Nel caso di alte temperature, i compound autoestinguenti standard possono non essere la soluzione migliore e bisogna prediligere altri tipi di materiali, come il LARAMID G/30-V0HF1 di LATI, basato su poliammide aromatica.

Moltissime applicazioni tradizionali impiegate nel trasferimento di potenza elettrica sono realizzate con compound formulati sulla base di polimeri robusti e versatili, su tutti la PA66.

La resistenza alla fiamma, termica, chimica e meccanica dei materiali autoestinguenti su base poliammide è generalmente molto buona, anche in previsione di impieghi prolungati.
In alcune situazioni però l’intensità di corrente circolante e il tempo di uso in continuo possono mettere in seria difficoltà le soluzioni standard in PA66 o PBT a causa della temperatura raggiunta dai contatti metallici surriscaldati per effetto Joule.

SCAME PARRE, azienda italiana specializzata nella costruzione di componenti elettrici per impianti a bassa tensione, propone dei frutti portacontatti appositamente studiati per spine e prese heavy duty da 125 Ampere adottate per esempio in impianti industriali, cantieri e miniere.

In questi collegamenti durante il funzionamento in continuo si possono raggiungere temperature prossime ai 180-190°C, ampiamente sufficienti per mandare in crisi polimeri tecnici come poliammide e poliestere.
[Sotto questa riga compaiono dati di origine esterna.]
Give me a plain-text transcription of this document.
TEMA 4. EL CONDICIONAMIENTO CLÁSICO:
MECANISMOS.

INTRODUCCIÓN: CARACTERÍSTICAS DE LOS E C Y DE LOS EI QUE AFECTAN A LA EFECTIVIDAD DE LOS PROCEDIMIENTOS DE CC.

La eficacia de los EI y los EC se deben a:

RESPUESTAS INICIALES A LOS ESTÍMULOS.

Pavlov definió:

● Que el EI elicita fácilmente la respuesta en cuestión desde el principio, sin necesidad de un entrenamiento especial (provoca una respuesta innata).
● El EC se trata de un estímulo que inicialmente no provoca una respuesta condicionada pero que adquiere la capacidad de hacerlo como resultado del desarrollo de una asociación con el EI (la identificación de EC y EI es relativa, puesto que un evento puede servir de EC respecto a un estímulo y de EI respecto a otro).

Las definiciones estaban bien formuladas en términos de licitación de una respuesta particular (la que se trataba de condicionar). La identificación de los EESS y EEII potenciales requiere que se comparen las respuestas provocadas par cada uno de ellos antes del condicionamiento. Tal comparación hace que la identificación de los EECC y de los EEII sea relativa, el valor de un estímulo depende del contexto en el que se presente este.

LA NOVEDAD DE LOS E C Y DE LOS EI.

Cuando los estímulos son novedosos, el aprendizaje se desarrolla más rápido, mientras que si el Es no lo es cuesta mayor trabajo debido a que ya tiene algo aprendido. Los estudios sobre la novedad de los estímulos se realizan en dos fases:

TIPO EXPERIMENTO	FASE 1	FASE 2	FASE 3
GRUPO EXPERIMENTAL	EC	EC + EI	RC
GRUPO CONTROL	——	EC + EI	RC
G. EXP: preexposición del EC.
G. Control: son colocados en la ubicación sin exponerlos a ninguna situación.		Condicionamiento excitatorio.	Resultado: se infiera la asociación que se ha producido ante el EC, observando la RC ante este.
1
Per evitare di ricorrere a materiali per alte temperature costosi e complicati da trasformare come ceramiche o resine termoindurenti, SCAME ha optato per il LARAMID G/30-V0HF1 di LATI, un compound basato su poliammide aromatica (PPA) progettato per offrire temperature di uso in continuo ampiamente superiori a quelle della PA66. La resina è rinforzata con fibra di vetro al 30% per garantire la rigidezza, la robustezza e la resilienza indispensabili per affrontare in sicurezza un utilizzo gravoso che comprende anche situazioni al limite come cadute e impatti violenti.

Ovviamente il blocco portacontatti deve essere autoestinguente e resistere al contatto con elementi metallici surriscaldati dalla corrente. Nessun problema, dato che il LARAMID presenta una resistenza alla fiamma certificata UL94 V0 a 0.75 mm e una resistenza al filo incandescente GWFI 960°C su spessori da 1 e 2 mm, ottenuti mediante un sistema antifiamma senza alogeni e senza fosforo rosso.

Nonostante la complessa formula contenente additivi autoestinguenti e fibra di vetro, la trasformazione del LARAMID può avvenire in attrezzature tradizionali e anche il risultato estetico è assolutamente eccellente.

Il LARAMID G/30-V0HF1 gode inoltre di una completa certificazione in ambito ferroviario secondo la norma europea EN45545, con un rating massimo per applicazioni in zona R22 e R23.